22. The system of claim 18, further comprising:

a computer system to enable development of software for use on the network processor, the computer system including: a compiler operable to compile a source code program into an object code program, the compiler being operable to inline said plurality of instances of the first interface into the object code program.

23. A method for performing dynamic resource adaptation, the method comprising:

identifying a selected interface implementation;

removing one or more other interface implementations from a first code image to form a second code image that includes the selected interface implementation;

using the second code image to perform one or more network processing tasks.

24. The method of claim 23, in which the first code image contains a switch statement that includes the selected interface implementation and the one or more other interface implementations, the method further comprising:

removing the switch statement from the first code image.

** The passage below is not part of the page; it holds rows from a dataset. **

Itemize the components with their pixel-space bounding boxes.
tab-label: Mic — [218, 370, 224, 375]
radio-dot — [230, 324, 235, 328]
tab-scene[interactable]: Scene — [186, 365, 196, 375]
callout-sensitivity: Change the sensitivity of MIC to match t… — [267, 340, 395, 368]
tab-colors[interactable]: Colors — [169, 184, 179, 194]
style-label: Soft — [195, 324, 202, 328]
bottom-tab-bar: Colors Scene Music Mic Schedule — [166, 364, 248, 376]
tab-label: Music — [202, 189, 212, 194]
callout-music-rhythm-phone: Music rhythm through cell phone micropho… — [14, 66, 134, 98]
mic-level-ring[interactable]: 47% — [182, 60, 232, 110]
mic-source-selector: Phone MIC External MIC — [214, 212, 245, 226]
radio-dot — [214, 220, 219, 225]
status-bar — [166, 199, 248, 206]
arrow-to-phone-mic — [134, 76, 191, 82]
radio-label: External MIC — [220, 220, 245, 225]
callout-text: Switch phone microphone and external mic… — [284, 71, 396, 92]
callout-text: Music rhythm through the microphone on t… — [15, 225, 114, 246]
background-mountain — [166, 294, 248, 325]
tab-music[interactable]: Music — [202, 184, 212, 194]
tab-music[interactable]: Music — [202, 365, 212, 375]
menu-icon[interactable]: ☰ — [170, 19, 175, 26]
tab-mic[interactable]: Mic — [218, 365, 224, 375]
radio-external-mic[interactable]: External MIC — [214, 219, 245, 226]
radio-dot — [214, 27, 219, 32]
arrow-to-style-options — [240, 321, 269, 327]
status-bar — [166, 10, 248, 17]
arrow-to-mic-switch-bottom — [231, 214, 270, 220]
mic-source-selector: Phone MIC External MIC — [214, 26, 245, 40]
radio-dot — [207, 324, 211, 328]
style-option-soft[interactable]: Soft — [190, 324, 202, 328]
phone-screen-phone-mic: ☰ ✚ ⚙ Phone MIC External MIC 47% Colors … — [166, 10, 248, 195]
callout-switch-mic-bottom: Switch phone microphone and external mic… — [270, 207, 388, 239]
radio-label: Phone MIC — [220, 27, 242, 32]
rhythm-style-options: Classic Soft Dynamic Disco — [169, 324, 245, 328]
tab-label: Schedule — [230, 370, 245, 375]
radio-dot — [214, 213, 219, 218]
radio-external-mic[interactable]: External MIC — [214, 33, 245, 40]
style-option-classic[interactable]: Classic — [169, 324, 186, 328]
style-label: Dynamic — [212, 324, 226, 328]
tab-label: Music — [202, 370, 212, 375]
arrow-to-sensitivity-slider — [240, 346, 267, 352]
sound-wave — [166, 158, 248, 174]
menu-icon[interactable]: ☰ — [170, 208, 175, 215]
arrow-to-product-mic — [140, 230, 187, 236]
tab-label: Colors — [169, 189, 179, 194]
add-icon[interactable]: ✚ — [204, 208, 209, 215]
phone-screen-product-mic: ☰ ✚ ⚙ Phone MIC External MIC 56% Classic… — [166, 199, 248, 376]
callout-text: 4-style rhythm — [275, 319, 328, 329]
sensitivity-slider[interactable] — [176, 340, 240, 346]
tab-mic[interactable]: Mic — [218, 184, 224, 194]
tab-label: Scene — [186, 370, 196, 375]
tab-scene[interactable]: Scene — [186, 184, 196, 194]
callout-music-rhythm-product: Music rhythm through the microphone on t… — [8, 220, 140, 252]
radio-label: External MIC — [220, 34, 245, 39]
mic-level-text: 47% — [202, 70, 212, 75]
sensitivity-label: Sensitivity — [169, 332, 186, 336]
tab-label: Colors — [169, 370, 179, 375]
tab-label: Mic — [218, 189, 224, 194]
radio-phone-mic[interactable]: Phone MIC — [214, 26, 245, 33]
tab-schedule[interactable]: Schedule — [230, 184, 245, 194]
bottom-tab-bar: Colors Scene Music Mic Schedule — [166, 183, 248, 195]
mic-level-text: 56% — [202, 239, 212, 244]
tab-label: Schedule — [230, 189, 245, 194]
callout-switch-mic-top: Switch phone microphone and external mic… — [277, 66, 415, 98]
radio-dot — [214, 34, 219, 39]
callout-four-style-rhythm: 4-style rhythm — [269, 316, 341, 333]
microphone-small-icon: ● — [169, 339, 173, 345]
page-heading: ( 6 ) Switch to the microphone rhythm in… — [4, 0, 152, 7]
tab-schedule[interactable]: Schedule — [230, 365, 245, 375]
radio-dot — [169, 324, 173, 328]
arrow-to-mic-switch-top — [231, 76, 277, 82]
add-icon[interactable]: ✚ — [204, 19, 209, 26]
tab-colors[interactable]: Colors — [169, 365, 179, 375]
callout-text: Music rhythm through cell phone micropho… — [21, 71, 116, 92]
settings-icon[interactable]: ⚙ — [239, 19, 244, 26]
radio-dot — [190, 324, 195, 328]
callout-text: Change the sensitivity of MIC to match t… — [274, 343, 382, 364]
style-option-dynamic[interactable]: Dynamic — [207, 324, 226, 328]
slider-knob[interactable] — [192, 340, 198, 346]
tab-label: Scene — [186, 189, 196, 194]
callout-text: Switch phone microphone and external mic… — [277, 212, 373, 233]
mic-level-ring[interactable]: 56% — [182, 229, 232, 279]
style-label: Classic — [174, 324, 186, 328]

25. The method of claim 23, in which removing of the one or more other interface implementations is performed by a linker.

26. A system comprising:

a switch fabric; and

one or more line cards comprising: one or more physical layer components; and one or more network processors, at least one of said network processors comprising: a processing core; one or more microengines; and a memory unit, the memory unit including code that, when executed by the processing core, is operable to cause the network processor to perform actions comprising: detecting a first condition; identifying a first instance of a first interface suitable for handling the first condition; selecting the first instance of the first interface from a plurality of instances of the first interface; generating a code image that includes the first instance of the first interface; and loading the code image into one or more of the microengines for execution.

27. A system as in claim 26, in which the memory unit further includes a linker, the linker being operable to interpret a switch statement and to remove unselected instances of an interface from the switch statement.

28. A system as in claim 26, in which the memory unit further includes an instance resolver, the instance resolver including the code for detecting a first condition and identifying a first instance of a first interface suitable for handling the first condition.